Ritmo Flamenco dazzled the crowd with a bevy of supremely elegant ladies who proved that a long slinky dress is just as sexy as the barely there costumes sported by many of the other dancers. Where ballet is all about elegant restraint, in flamenco that initial restraint builds to a passionate climax - all while never losing the upright, graceful posture of the dancers. The live guitarist (Roger Scannura) added a whole dimension of depth. Makes me wish I had time for lessons!!

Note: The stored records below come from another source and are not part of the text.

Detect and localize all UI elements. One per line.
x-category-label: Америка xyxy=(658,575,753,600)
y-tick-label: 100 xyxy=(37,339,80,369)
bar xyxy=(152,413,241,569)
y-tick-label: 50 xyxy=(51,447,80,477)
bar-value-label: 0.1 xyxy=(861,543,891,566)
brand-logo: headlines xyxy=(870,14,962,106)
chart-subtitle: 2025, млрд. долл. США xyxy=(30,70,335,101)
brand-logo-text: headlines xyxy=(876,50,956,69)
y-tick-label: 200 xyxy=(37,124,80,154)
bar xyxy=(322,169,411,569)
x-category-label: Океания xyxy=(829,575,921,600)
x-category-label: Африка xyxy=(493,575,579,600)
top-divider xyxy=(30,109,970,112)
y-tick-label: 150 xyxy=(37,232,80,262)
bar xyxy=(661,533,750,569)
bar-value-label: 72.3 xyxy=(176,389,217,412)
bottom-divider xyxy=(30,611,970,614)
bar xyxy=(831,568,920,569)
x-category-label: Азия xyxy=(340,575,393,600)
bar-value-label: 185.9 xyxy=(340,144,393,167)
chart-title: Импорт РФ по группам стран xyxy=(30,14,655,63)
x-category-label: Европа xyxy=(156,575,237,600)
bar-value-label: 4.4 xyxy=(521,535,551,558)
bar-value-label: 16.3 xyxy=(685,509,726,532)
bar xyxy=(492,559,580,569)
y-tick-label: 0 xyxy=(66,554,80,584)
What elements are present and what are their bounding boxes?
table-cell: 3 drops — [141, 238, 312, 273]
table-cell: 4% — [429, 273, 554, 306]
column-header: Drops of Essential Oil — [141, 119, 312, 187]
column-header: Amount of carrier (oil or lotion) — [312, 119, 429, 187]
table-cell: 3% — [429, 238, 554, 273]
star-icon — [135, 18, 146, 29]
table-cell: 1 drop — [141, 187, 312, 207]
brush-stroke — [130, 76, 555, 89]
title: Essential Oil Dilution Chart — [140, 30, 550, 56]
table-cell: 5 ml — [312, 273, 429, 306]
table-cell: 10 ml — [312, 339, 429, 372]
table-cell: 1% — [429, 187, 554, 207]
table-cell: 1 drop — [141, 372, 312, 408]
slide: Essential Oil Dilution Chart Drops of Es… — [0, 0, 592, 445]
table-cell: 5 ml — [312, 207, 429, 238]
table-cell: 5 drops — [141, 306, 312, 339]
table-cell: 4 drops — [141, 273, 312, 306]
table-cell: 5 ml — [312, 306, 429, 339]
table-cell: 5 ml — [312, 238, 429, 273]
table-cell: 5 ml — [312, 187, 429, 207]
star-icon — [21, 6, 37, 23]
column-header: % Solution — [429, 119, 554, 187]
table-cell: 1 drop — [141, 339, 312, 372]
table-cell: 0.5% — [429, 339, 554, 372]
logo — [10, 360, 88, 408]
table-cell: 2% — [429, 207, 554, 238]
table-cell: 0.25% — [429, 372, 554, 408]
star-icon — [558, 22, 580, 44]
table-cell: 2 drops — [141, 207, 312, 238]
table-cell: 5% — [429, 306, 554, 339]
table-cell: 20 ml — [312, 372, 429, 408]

Cadence Progressive Contemporary Ballet were young and athletic, and performed an innovative piece called Decorus Chaos - reflecting the "chance encounters that put us in contact with those that become the fabric of our soul". That's an apt description of the work, performed to the music of Vivaldi, with an ever evolving line up on stage of dancers pairing and unpairing, and patterns of movement picked up and dropped in an intriguing display.

Andre Nann Dreamwalker Dance presented 4 pas de deux performed to and inspired by the lyrics of the Tragically Hip's Gordon Downie, including Nann and Brendan Wyatt. The choreography was highly original and very expressive, including moments of both humour and pathos. A very talented lady and someone I'll definitely keep an eye on in the future. (Check the link for upcoming shows.)

Dancetheatre Daivd Earle presented Serious Games (parts I & II), a piece originally commissioned by the Children's Dance Theatre. Six female dancers in the same dress, slightly different colours - movements as abstract as the avant garde music (by Erkki-Sven Tuur). It had a mesmerizing effect and was a great close off to a fantastic weekend.